Samsung Electronics said its supply of memory chips will grow faster than its rivals and its investments will proceed as planned.
Samsung indicates that it aims to use a sudden downturn in worldwide tech demand to consolidate its dominance in the memory chips business and catch up with rival TSMC in contract chip manufacturing, analysts said.
“We are not considering an artificial production cut,” Han Jin-man, executive vice president of memory business at Samsung, told analysts after posting a 31 percent plunge in quarterly profit.
“Market demand has contracted right now, but … we need to prepare for mid- to long-term demand recovery.”
Samsung said it did not expect much change to its 2023 memory chip investment plans. In contrast, SK Hynix on Wednesday warned of an unprecedented deterioration in memory chip demand and slashed 2023 investment by more than 50 percent.
Earlier this month, TSMC cut its annual investment budget by at least 10 percent for 2022 and struck a more cautious note than usual on upcoming demand.
Samsung plans to invest 54 trillion won this year, of which 47.7 trillion won ($34 billion) is earmarked for its components business, mainly semiconductors.
Samsung said uncertainties were likely to dampen demand for semiconductors until early 2023. For NAND flash chips, Samsung forecast the market may not recover in 2023.
Samsung said it would boost shipments of memory chips at a faster rate than its peers across the industry. Samsung does not publish specific details of its supply plans.

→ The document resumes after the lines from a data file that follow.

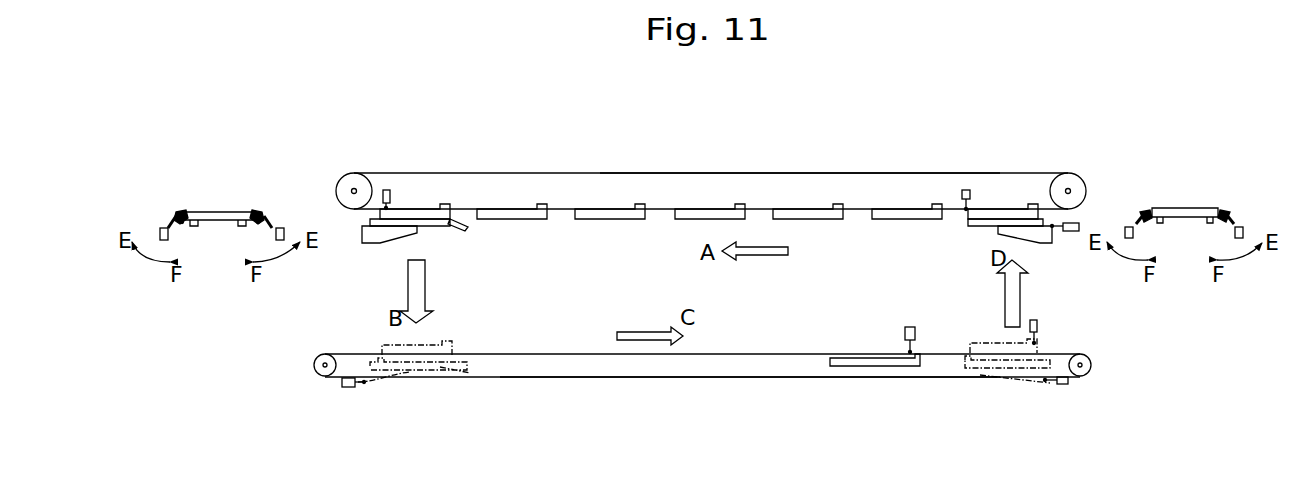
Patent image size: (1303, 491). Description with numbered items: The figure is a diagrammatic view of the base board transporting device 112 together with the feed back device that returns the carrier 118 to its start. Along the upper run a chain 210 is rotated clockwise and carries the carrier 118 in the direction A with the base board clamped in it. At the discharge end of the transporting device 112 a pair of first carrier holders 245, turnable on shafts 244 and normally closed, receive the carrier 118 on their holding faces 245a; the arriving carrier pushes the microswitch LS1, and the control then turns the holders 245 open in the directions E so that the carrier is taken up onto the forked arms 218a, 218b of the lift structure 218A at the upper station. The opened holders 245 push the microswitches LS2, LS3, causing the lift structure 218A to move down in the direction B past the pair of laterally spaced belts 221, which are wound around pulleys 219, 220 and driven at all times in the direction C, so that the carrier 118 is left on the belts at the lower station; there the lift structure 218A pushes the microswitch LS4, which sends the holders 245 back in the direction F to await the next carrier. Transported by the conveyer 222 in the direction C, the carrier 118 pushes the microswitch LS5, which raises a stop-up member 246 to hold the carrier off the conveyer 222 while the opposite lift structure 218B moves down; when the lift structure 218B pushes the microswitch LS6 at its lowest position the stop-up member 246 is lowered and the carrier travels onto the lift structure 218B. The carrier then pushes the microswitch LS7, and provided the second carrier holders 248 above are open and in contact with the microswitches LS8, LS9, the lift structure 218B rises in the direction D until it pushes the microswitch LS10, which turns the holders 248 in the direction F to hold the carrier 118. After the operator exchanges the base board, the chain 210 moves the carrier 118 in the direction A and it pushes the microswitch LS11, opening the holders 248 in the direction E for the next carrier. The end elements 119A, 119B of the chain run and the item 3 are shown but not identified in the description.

The lower conveyor 3 is at (972, 380).
The transporting device 112 is at (1036, 166).
The carrier 118 is at (437, 208).
The pulley 119A is at (1052, 176).
The pulley 119B is at (370, 176).
The chain 210 is at (950, 173).
The lift structure 218A is at (366, 244).
The lift structure 218B is at (1000, 233).
The forked arm 218a is at (968, 232).
The forked arm 218b is at (445, 224).
The pulley 219 is at (315, 368).
The pulley 220 is at (1092, 367).
The belt 221 is at (603, 378).
The conveyer 222 is at (773, 381).
The shaft 244 is at (180, 214).
The first carrier holder 245 is at (175, 214).
The holding face 245a is at (186, 222).
The stop-up member 246 is at (887, 368).
The second carrier holder 248 is at (1222, 210).
The microswitch LS1 is at (388, 189).
The microswitch LS2 is at (160, 232).
The microswitch LS3 is at (285, 232).
The microswitch LS4 is at (348, 388).
The microswitch LS5 is at (911, 326).
The microswitch LS6 is at (1063, 385).
The microswitch LS7 is at (1040, 323).
The microswitch LS8 is at (1128, 226).
The microswitch LS9 is at (1243, 230).
The microswitch LS10 is at (1072, 232).
The microswitch LS11 is at (978, 189).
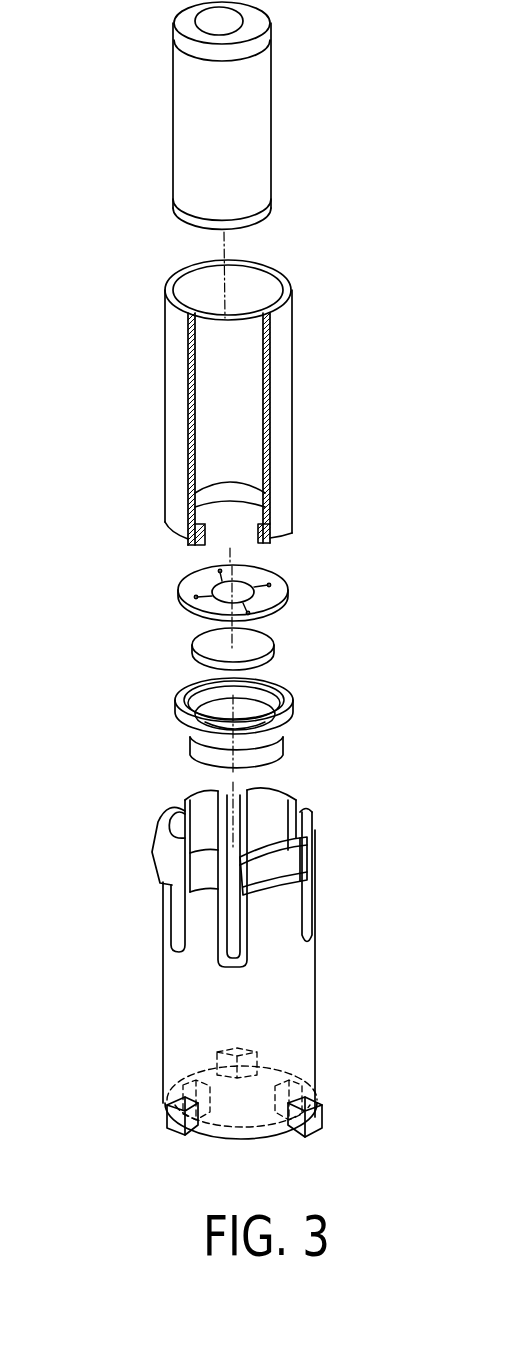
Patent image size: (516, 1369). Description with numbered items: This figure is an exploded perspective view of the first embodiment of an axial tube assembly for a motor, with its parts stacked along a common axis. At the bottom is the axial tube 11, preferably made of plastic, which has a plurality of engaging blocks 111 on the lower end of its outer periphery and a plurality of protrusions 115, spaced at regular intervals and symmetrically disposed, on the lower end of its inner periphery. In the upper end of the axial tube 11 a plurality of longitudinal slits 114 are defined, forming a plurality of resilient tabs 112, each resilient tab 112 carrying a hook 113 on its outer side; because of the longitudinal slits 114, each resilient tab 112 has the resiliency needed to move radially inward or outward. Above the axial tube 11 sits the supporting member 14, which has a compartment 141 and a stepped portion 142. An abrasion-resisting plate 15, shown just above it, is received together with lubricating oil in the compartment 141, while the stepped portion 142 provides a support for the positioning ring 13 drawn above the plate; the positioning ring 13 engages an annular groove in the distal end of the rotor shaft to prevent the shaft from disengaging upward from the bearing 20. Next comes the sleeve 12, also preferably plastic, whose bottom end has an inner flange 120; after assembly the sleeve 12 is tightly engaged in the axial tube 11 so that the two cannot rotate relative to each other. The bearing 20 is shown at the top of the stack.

The bearing 20 is at (258, 135).
The sleeve 12 is at (285, 385).
The inner flange 120 is at (272, 525).
The positioning ring 13 is at (280, 598).
The abrasion-resisting plate 15 is at (258, 652).
The supporting member 14 is at (283, 738).
The stepped portion 142 is at (277, 700).
The compartment 141 is at (245, 732).
The axial tube 11 is at (303, 1020).
The longitudinal slits 114 is at (228, 946).
The hook 113 is at (270, 870).
The resilient tabs 112 is at (278, 925).
The protrusions 115 is at (165, 1069).
The engaging blocks 111 is at (322, 1115).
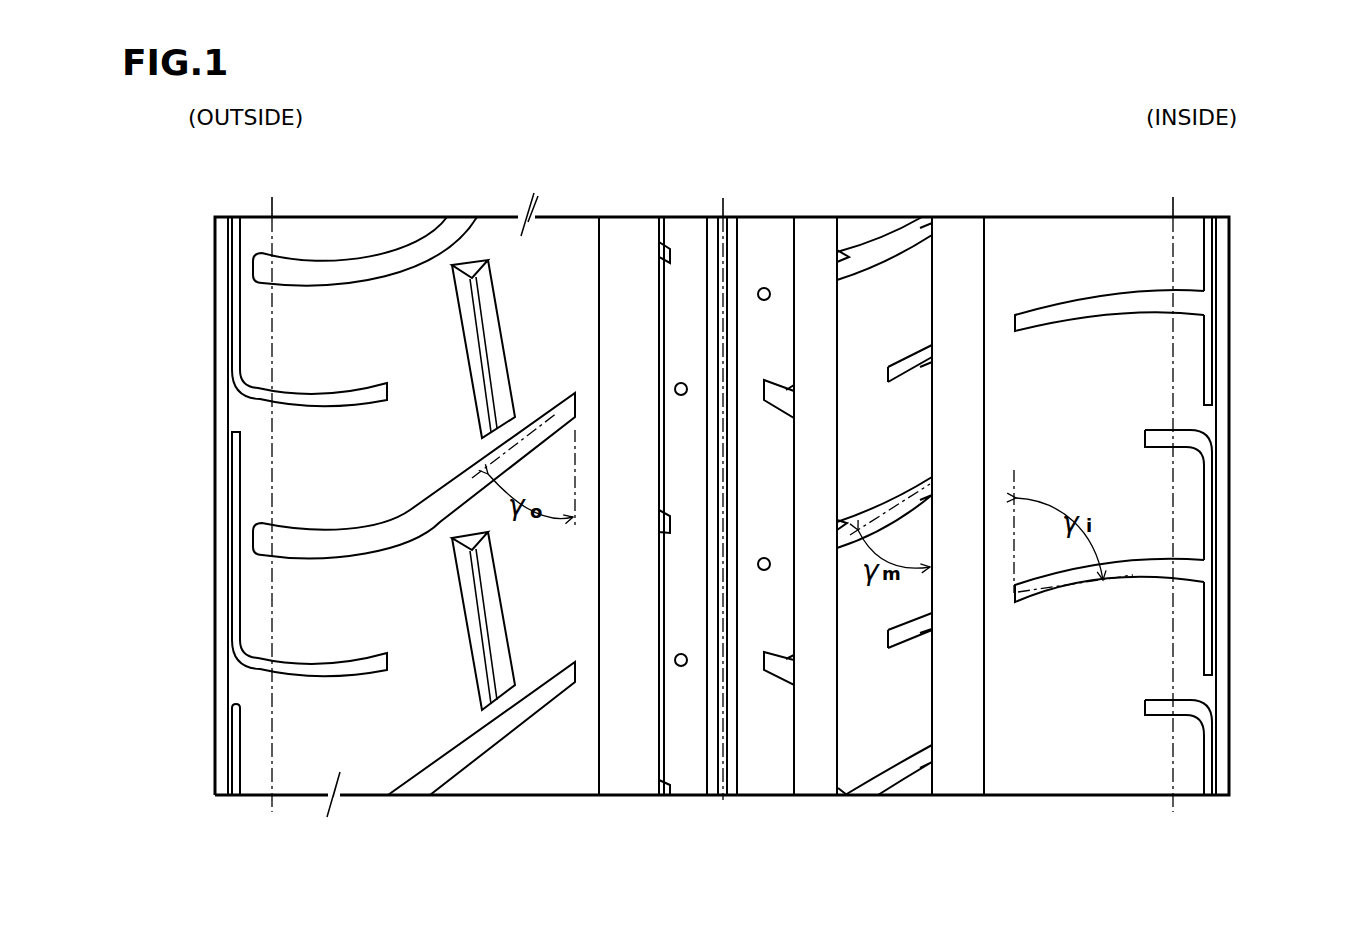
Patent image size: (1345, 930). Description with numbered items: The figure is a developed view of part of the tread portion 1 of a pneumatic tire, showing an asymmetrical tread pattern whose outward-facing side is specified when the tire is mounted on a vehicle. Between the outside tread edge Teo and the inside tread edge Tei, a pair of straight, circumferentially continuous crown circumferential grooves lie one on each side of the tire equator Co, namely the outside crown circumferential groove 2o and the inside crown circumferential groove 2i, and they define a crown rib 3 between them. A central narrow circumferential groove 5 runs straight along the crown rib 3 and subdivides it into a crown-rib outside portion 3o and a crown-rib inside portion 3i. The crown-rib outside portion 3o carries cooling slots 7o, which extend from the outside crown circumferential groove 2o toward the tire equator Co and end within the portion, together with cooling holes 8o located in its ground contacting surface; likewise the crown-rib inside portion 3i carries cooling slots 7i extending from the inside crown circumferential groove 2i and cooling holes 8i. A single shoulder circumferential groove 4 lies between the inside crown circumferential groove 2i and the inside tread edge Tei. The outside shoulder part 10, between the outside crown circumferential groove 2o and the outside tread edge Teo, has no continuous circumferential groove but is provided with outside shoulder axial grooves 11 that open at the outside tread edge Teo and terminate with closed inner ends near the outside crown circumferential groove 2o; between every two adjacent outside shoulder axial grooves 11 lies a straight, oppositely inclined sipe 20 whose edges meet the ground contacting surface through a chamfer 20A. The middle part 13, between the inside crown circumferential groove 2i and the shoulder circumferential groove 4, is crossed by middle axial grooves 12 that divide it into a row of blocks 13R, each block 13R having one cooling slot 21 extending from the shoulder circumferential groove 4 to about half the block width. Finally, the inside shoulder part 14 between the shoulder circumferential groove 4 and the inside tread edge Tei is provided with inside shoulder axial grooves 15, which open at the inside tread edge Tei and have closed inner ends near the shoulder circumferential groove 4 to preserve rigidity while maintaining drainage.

The tread portion 1 is at (1250, 194).
The outside crown circumferential groove 2o is at (620, 232).
The inside crown circumferential groove 2i is at (825, 218).
The crown rib 3 is at (772, 152).
The crown-rib outside portion 3o is at (679, 218).
The crown-rib inside portion 3i is at (765, 218).
The shoulder circumferential groove 4 is at (953, 218).
The central narrow circumferential groove 5 is at (718, 731).
The cooling slots 7o is at (661, 528).
The cooling slots 7i is at (780, 667).
The cooling holes 8o is at (679, 666).
The cooling holes 8i is at (767, 571).
The outside shoulder part 10 is at (424, 212).
The outside shoulder axial grooves 11 is at (417, 520).
The middle axial grooves 12 is at (912, 503).
The middle part 13 is at (893, 213).
The blocks 13R is at (877, 724).
The inside shoulder part 14 is at (1072, 213).
The inside shoulder axial grooves 15 is at (1120, 583).
The sipe 20 is at (476, 648).
The chamfer 20A is at (502, 670).
The cooling slots 21 is at (905, 647).
The outside tread edge Teo is at (269, 492).
The inside tread edge Tei is at (1170, 492).
The tire equator Co is at (723, 487).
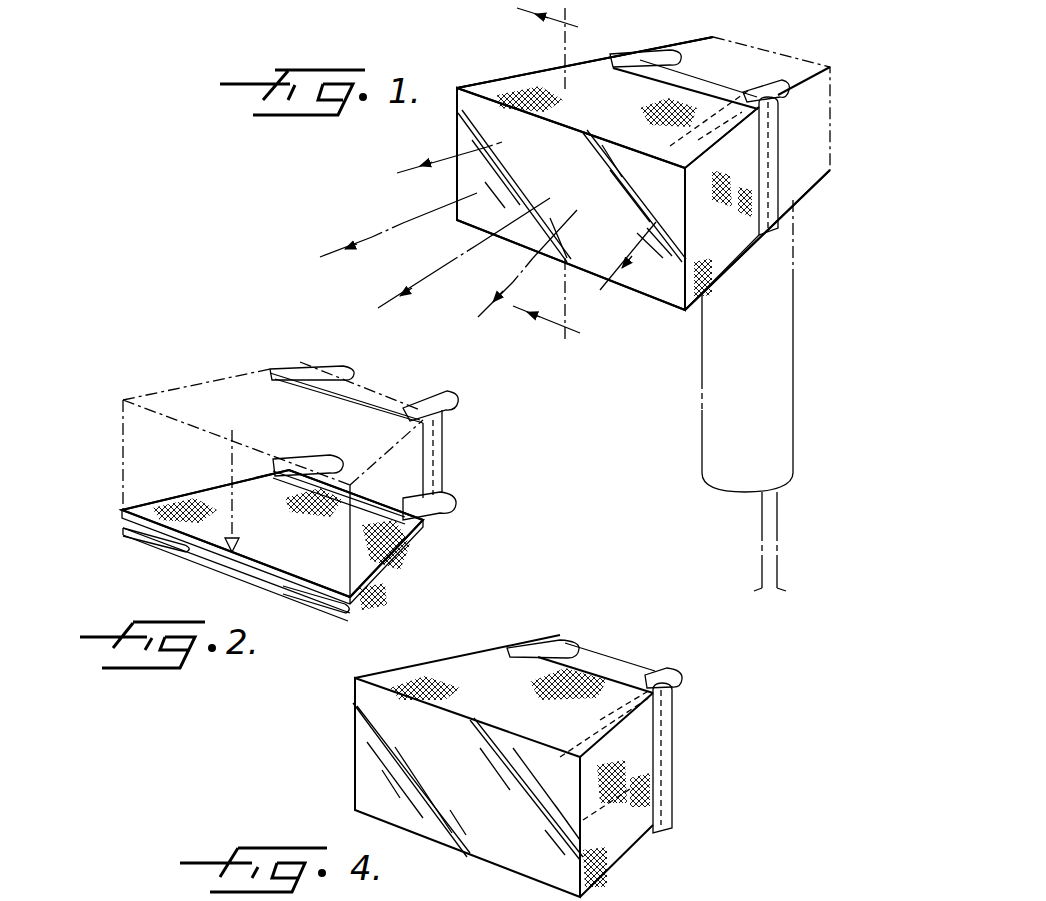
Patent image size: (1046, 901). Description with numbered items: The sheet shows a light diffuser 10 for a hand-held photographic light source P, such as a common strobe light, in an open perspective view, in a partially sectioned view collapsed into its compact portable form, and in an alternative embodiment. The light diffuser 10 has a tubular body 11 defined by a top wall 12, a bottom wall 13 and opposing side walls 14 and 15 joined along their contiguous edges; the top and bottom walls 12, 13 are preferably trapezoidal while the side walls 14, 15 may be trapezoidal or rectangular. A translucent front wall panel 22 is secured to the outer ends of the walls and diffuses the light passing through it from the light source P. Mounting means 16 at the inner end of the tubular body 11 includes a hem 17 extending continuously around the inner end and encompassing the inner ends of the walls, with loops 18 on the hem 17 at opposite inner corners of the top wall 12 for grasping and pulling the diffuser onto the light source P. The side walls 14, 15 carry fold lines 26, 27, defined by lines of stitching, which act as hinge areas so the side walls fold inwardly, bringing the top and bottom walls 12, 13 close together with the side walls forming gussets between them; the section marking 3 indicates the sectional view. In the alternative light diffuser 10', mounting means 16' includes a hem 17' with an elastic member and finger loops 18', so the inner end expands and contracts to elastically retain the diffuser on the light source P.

In FIG. 1, the light diffuser 10 is at (607, 169).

In the contract chip business, where Samsung is a distant No.2 behind TSMC, it expected record sales and operating profit this year.
“Samsung seems to be saying it will use this downcycle to push out other NAND flash firms like SK Hynix and Kioxia,” said Park Sung-soon, analyst at Cape Investment & Securities.
Samsung is expected to keep capital expenditure cuts to a minimum in 2023 versus 2022 – at about 5 percent for memory chips – to continue its migration into more advanced manufacturing, which will initially curtail supplies of certain chips due to new production process, said Daishin Securities analyst Wi Min-bok.
This differs from rivals SK Hynix or Micron Technology’s plan to potentially cut investment by more than 30 percent next year.
Samsung’s operating profit fell to 10.85 trillion won ($7.7 billion) for the July-September quarter, from 15.8 trillion won a year earlier, the first year-on-year decline in nearly three years as its chip business profit fell to 5.12 trillion won from 10.07 trillion won a year earlier.
Samsung said profit in its mobile business fell slightly to 3.24 trillion won from 3.36 trillion won a year earlier, Reuters news report said.